Why Romania? My son-in-law’s mother, who passed away two years ago, was born and raised in Romania. According to that country’s rules and regulations, ‘you can apply for Romanian Citizenship by Descent if you have a parent who was a Romanian citizen at any point in their lifetime; or if you have a grandparent who was a Romanian citizen at any point in their lifetime.’ In recent years, many Israelis have applied for foreign citizenship, including those who took advantage of Portugal’s openness to descendants of Sephardic Jews expelled during the Inquisition.
Romanian passports are accepted in countries where Israelis cannot set foot. Romanian citizenship gives my granddaughters a wide range of possibilities, both in that country and all over Europe.
When I asked my eight-year-old granddaughter why she was getting a Romanian passport, she told me it was so that she could “go places.”
My daughter is not a Romanian citizen, but rather has dual Israeli-American citizenship. Because my wife and I are both American citizens, we registered all three of our children at the American Embassy in Tel Aviv shortly after they were born.
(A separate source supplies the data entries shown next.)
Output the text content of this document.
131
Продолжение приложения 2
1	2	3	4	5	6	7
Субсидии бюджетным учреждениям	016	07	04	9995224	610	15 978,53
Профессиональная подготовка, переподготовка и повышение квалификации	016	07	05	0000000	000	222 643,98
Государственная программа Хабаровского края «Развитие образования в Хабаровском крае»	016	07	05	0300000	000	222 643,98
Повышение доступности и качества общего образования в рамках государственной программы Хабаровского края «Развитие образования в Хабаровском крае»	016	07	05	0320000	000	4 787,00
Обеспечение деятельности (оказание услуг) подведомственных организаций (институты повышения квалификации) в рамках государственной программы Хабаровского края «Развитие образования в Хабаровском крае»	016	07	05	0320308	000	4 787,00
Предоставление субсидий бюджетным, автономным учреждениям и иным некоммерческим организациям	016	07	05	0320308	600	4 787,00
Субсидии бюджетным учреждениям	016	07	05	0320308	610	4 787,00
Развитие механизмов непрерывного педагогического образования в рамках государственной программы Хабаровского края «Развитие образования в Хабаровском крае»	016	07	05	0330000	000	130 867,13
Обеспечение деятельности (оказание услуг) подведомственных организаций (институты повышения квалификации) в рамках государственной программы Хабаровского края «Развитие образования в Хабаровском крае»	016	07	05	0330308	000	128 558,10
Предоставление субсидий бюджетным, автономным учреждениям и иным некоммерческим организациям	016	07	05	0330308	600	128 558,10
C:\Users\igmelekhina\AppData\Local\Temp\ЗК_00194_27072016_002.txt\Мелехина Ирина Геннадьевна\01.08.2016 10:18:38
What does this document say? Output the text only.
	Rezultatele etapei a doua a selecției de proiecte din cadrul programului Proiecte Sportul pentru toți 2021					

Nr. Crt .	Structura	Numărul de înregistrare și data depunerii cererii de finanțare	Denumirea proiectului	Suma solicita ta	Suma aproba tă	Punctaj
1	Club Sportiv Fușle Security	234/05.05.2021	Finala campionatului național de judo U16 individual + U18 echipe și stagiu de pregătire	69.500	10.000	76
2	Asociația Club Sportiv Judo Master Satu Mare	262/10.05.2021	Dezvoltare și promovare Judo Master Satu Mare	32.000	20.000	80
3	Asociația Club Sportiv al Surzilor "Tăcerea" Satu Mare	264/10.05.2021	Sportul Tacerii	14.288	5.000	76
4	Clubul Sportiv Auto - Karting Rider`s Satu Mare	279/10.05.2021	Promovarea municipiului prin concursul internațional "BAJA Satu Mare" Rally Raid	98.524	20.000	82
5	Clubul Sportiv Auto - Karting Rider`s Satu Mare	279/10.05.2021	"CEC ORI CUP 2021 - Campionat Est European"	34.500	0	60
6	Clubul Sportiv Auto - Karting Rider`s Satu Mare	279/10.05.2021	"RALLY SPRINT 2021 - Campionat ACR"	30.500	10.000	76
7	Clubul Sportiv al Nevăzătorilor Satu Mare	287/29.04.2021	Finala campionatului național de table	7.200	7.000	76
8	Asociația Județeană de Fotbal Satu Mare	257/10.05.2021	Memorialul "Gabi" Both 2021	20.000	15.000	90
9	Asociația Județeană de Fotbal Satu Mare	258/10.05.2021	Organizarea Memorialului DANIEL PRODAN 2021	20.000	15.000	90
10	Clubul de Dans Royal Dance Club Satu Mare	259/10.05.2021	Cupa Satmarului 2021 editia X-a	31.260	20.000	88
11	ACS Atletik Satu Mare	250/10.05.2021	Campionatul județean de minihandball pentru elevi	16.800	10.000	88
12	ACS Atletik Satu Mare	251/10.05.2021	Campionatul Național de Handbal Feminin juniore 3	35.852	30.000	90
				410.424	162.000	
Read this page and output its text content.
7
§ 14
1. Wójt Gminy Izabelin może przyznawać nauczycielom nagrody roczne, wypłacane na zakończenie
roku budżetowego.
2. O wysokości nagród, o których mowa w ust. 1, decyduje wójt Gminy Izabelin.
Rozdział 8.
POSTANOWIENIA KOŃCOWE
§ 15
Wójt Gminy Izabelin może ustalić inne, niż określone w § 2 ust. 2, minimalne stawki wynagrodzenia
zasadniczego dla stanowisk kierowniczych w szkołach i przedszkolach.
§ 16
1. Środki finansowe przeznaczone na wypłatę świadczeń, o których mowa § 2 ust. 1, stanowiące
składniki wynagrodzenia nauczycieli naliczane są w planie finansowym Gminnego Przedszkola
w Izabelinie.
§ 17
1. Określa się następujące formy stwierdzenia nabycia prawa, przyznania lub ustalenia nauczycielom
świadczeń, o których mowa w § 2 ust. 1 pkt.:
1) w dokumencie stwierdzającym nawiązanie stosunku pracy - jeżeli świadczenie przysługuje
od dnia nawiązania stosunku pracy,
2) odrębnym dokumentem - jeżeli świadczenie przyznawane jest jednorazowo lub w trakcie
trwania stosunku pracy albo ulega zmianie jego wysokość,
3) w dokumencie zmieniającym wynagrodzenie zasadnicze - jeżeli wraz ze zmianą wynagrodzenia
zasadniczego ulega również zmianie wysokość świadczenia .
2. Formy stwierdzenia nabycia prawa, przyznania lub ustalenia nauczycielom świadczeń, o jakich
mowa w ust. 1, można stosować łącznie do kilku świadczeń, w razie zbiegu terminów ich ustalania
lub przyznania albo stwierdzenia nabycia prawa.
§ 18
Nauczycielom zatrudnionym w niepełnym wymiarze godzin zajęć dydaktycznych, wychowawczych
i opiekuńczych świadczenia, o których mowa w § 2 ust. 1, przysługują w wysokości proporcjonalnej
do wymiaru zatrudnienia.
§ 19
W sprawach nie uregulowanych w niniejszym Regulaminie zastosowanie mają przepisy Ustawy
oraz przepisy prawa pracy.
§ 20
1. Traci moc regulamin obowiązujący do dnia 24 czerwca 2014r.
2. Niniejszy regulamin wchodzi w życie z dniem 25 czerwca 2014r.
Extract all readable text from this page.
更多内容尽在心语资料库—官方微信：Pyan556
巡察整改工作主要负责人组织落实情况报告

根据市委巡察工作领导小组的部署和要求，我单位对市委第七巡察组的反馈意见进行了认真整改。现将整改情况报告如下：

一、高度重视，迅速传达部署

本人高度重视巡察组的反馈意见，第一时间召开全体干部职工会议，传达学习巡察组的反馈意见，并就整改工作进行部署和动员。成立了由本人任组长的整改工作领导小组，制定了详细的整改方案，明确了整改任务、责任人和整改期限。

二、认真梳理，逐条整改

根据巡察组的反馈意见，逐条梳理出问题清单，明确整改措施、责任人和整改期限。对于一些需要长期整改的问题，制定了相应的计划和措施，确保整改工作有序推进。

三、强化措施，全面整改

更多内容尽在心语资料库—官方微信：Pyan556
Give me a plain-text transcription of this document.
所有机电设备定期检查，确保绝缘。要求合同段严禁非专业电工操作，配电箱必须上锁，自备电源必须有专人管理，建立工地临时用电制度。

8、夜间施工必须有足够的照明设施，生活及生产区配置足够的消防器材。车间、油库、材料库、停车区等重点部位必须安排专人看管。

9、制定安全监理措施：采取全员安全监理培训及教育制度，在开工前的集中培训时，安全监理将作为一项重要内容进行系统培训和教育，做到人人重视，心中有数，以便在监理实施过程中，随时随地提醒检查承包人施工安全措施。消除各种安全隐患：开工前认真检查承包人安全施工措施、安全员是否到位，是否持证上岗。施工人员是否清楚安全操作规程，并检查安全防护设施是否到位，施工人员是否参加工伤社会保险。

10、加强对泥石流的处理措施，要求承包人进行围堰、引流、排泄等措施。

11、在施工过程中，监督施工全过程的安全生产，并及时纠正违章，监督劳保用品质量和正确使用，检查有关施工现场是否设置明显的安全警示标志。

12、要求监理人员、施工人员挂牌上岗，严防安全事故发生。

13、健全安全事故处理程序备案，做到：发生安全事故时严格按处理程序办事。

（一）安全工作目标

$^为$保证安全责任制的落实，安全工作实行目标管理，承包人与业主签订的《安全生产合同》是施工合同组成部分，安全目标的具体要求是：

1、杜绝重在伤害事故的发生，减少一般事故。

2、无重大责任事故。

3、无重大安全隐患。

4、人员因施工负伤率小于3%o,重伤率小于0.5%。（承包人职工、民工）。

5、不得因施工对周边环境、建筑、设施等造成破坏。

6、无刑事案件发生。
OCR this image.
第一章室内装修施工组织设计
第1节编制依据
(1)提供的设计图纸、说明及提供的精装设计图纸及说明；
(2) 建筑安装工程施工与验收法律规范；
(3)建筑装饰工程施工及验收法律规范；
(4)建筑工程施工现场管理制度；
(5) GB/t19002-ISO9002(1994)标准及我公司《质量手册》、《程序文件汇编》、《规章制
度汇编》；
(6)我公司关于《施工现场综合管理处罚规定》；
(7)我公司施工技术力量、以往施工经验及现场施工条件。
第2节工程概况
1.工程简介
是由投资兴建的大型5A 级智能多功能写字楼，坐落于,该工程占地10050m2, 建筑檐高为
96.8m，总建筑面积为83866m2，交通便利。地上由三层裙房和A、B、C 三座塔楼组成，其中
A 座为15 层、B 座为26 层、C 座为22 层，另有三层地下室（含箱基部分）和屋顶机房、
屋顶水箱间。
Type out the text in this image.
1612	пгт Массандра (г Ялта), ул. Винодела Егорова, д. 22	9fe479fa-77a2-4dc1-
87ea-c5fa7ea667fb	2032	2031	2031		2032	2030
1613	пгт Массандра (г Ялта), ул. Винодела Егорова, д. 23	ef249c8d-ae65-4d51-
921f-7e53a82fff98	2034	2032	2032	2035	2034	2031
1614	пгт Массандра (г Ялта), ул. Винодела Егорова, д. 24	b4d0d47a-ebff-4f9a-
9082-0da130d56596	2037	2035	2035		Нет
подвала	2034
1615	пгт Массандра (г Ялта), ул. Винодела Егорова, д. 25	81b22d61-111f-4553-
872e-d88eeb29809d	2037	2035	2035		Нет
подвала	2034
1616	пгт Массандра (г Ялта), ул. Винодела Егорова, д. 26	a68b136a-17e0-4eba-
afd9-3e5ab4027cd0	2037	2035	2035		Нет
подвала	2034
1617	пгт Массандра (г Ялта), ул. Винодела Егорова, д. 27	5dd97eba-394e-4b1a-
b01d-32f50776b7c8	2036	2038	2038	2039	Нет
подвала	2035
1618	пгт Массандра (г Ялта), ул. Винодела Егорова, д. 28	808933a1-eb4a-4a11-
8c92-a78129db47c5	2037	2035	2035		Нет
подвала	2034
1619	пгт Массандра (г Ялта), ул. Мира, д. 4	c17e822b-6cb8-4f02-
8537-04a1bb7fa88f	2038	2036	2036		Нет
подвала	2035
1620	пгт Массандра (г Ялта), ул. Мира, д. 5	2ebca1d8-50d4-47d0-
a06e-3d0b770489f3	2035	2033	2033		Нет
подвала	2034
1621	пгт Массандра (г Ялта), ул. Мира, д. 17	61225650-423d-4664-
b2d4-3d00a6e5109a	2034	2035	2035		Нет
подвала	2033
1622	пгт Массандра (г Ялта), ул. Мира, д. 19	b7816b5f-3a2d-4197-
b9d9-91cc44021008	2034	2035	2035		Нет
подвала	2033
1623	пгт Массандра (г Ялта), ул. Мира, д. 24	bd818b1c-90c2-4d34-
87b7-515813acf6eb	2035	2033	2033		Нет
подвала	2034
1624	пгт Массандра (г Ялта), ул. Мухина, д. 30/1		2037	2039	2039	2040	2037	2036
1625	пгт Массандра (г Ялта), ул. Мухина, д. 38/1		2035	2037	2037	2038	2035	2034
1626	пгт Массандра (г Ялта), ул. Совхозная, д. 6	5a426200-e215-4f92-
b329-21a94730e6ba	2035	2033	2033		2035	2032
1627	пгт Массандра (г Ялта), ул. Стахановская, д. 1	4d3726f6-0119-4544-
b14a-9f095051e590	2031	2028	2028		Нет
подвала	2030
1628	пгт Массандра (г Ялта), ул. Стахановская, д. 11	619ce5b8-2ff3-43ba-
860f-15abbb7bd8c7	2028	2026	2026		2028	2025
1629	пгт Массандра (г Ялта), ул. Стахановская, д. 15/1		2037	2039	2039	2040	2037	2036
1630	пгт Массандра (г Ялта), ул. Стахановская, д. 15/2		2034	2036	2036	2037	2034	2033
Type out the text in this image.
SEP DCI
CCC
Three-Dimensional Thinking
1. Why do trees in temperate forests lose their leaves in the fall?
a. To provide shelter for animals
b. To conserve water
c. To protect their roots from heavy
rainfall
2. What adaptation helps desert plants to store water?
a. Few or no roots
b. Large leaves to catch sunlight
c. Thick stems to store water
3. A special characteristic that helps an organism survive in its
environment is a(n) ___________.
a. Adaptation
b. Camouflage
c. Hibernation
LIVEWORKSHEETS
Although there is a ‘grandparent clause’, we could only pass citizenship down to our granddaughters if we had lived for two years as adults in the United States.
But why does an Israeli need a second citizenship anyway? Is it an insurance policy that if things get really, really bad in Israel, there is an escape route guaranteeing a life elsewhere, where things are safer?
That is not why we registered our children as Americans.
My wife and I both made aliya with our parents as children. We were born American and it was not our choice, as minors, to move to Israel and become Israeli. When we reached adulthood, however, we were free to decide where to live and we chose to remain in Israel.
By registering our children as Americans, we knew that when they grew up, they would be free to choose as well.
My daughter and her family have no plans to move to Romania, as far as I know. But who knows? One day my granddaughters may make that decision. Or they may move elsewhere. They will have more than one option available to them.
A second citizenship gives my granddaughters greater freedom when deciding where to live, whether in Israel or abroad. They will have additional places where they can study, more employment opportunities. They will be free to travel the world without the limitations of an Israeli passport. They will able to cross borders without the need of a visa.
In short, like my granddaughter said, with a second passport they will be able to “go places.”
My granddaughters are both Israeli and Romanian. And that’s just fine with me.